Nonostante la scarsità di tempo di cui dispongo in questo periodo mi piace segnalare un articolo di Marco Faraci - pubblicato sul sito Libertiamo - che suggerisce una duplice serie di riflessioni.
"Quindici anni fa a Srebrenica - scrive Faraci -, città nella parte orientale della Bosnia Erzegovina, si consumava il più grande omicidio di massa mai avvenuto in Europa dopo gli anni ‘40...[...]....Praticamente tutti i maschi tra i 16 ed i 65 anni furono messi a morte e la stessa tragica sorte toccò a molti anziani e persino a 441 bambini."
Non si parla, quindi, solo di genocidio ma, in un'accezione insolita e rovesciata rispetto agli abituali standard di vittimologia femminile, di 'genericidio' maschile, per i motivi che nell'articolo vengono sommariamente illustrati.
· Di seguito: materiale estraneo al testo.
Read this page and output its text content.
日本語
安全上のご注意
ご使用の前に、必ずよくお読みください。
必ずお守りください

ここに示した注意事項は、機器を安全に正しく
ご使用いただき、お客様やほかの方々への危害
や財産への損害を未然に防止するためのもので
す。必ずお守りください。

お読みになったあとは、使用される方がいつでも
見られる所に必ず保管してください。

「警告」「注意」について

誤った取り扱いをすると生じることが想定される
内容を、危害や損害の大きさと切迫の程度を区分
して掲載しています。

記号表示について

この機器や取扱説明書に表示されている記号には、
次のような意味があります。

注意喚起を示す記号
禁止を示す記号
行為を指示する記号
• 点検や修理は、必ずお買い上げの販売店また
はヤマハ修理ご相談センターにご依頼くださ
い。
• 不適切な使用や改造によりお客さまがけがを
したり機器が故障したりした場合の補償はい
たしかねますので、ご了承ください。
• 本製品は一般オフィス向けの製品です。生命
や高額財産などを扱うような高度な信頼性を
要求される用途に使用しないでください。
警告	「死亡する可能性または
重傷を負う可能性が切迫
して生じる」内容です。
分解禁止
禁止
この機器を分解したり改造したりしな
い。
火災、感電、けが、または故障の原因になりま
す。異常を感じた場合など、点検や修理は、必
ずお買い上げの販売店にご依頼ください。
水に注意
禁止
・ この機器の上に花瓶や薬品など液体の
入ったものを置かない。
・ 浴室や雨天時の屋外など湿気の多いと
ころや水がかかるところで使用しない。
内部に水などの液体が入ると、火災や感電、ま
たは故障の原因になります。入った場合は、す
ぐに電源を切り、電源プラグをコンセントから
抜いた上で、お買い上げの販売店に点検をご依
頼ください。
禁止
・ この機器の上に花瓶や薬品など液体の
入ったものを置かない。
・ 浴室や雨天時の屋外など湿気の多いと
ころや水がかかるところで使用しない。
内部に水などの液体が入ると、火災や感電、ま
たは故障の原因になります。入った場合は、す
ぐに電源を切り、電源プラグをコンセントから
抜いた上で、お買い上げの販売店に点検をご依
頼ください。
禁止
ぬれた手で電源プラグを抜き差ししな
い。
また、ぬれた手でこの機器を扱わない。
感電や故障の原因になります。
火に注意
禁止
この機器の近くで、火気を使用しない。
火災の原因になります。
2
La prima serie di riflessioni che questa lettura porta a formulare è che le prime e immediate vittime di ogni teatro bellico - come ci dicono anche le statistiche dell'ultimo conflitto mondiale - sono prevalentemente e di gran lunga di sesso maschile, con buona pace di chi vede nelle donne le povere vittime di ogni avvenimento storico.
Seconda serie di riflessioni: il silenzio mediatico e informativo su questi fatti.
Scrive ancora l'autore: "Pochi libri sull’argomento. Nessun kolossal cinematografico. Nessuna menzione ricorrente sui grandi media. Quello che accadde quindici anni fa sembra ormai rimosso dalla coscienza collettiva e non si è guadagnato un posto nell’industria della memoria."
Faraci non si arrischia a mettere insieme questi due ordini di riflessioni ma qui ne possiamo leggere l'interazione ed il concatenamento logico, senza troppi giri di parole.
Il sacrificio degli uomini - anche il più estremo - non fa notizia.